Keith Whittington
Keith E. Whittington is William Nelson Cromwell Professor of Politics in the Department of Politics at Princeton University. He is the author of Speak Freely: Why Universities Must Defend Free Speech, as well as Constitutional Construction: Divided Powers and Constitutional Meaning, and Constitutional Interpretation: Textual Meaning, Original Intent, and Judicial Review, and Political Foundations of Judicial Supremacy: The Presidency, the Supreme Court, and Constitutional Leadership in U.S. History (which won the C. Herman Pritchett Award for best book in law and courts and the J. David Greenstone Award for best book in politics and history), and Judicial Review and Constitutional Politics, and American Political Thought: Readings and Materials.
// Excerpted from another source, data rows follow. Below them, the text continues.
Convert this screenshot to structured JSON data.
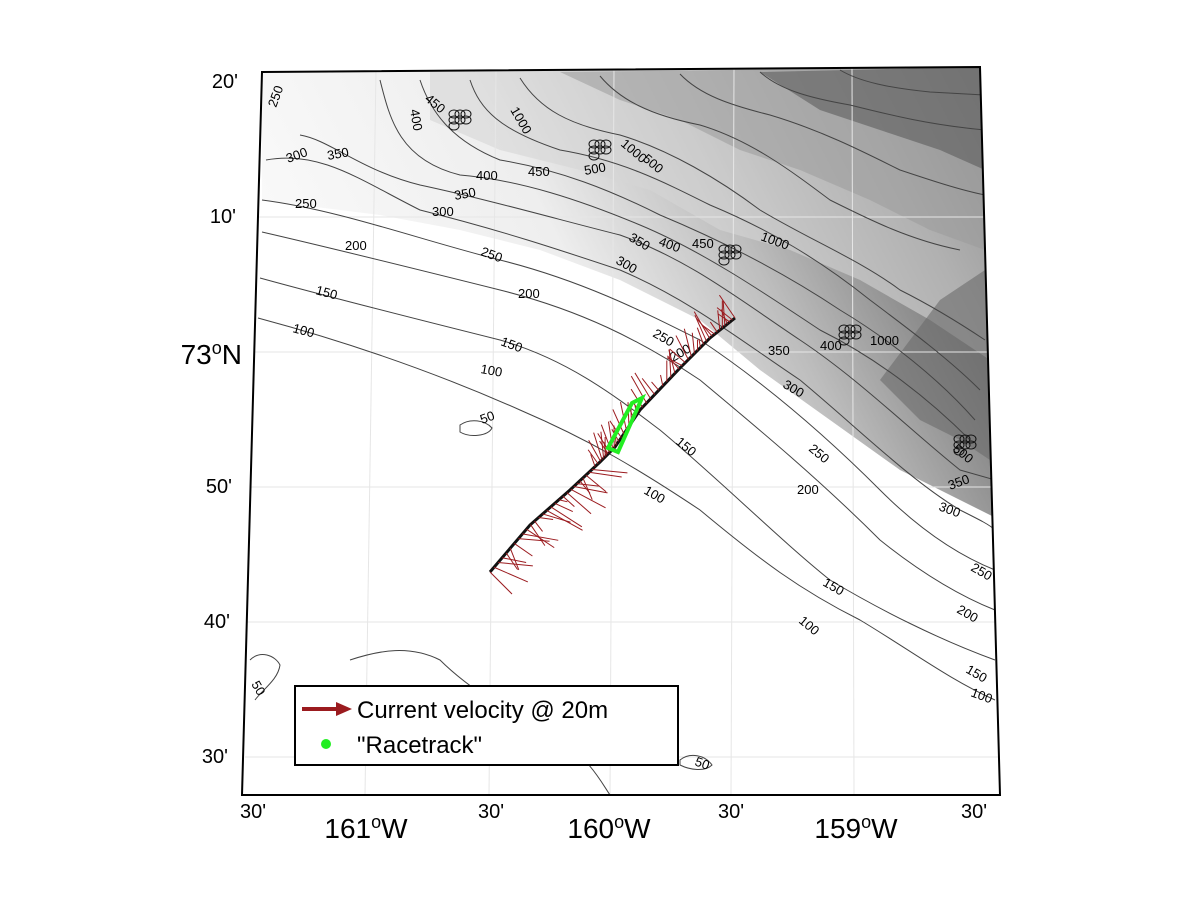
{
  "map": {
    "lat_labels": [
      {
        "id": "lat-20",
        "text": "20'"
      },
      {
        "id": "lat-10",
        "text": "10'"
      },
      {
        "id": "lat-73",
        "base": "73",
        "sup": "o",
        "suffix": "N"
      },
      {
        "id": "lat-50",
        "text": "50'"
      },
      {
        "id": "lat-40",
        "text": "40'"
      },
      {
        "id": "lat-30",
        "text": "30'"
      }
    ],
    "lon_labels": [
      {
        "id": "lon-161-30",
        "text": "30'"
      },
      {
        "id": "lon-161",
        "base": "161",
        "sup": "o",
        "suffix": "W"
      },
      {
        "id": "lon-160-30",
        "text": "30'"
      },
      {
        "id": "lon-160",
        "base": "160",
        "sup": "o",
        "suffix": "W"
      },
      {
        "id": "lon-159-30",
        "text": "30'"
      },
      {
        "id": "lon-159",
        "base": "159",
        "sup": "o",
        "suffix": "W"
      },
      {
        "id": "lon-158-30",
        "text": "30'"
      }
    ],
    "contour_labels": [
      "50",
      "100",
      "150",
      "200",
      "250",
      "300",
      "350",
      "400",
      "450",
      "500",
      "1000"
    ],
    "colors": {
      "velocity_arrow": "#9b1b1f",
      "racetrack": "#22ee22",
      "ship_track": "#111111",
      "contour": "#444444"
    }
  },
  "legend": {
    "items": [
      {
        "label": "Current velocity @ 20m",
        "symbol": "arrow"
      },
      {
        "label": "\"Racetrack\"",
        "symbol": "dot"
      }
    ]
  }
}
He is the editor (with Neal Devins) of Congress and the Constitution and editor (with R. Daniel Kelemen and Gregory A. Caldeira) of The Oxford Handbook of Law and Politics and editor of Law and Politics: Critical Concepts in Political Science. He is also the author (with Howard Gillman and Mark A. Graber) of American Constitutionalism, vol. 1: Structures of Government and American Constitutionalism, vol. 2: Rights and Liberties (which together won the Teaching and Mentoring Award for innovative instructional materials in law and courts), and American Constitutionalism: Powers, Rights and Liberties (a one-volume abridgement). He has published widely on American constitutional theory and development, federalism, judicial politics, and the presidency.
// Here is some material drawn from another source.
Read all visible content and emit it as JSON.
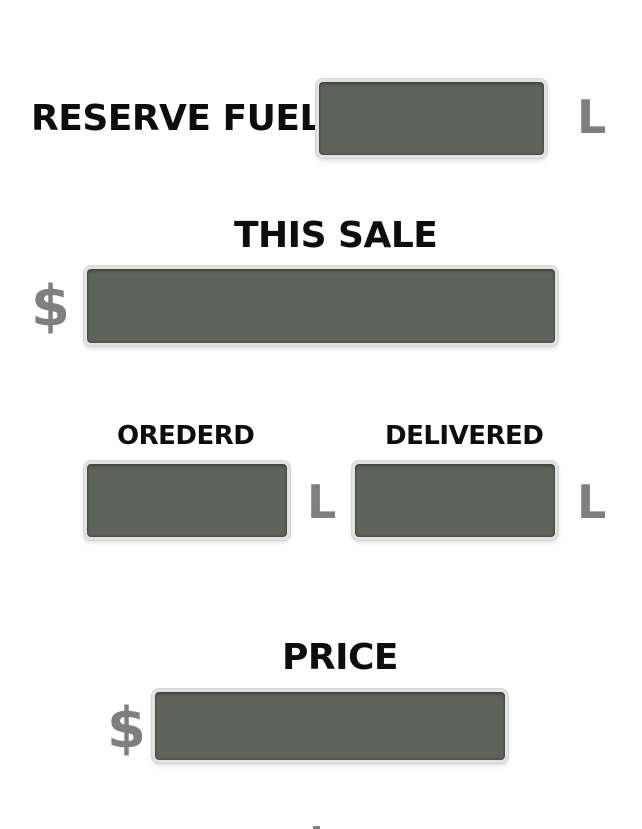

He has been a John M. Olin Foundation Faculty Fellow and American Council of Learned Societies Junior Faculty Fellow, and a Visiting Scholar at the Social Philosophy and Policy Center, and a Visiting Professor at the University of Texas School of Law. He is a member of the American Academy of the Arts and Sciences. He is editor (with Gerald Leonard) of the New Essays on American Constitutional History and editor (with Maeva Marcus, Melvin Urofsky, and Mark Tushnet) of the Cambridge Studies on the American Constitution. His new book, Repugnant Laws: Judicial Review of Acts of Congress from the Founding to the Present, is forthcoming and he is currently completing Constitutional Crises, Real and Imagined and The Idea of Democracy in America, from the American Revolution to the Gilded Age.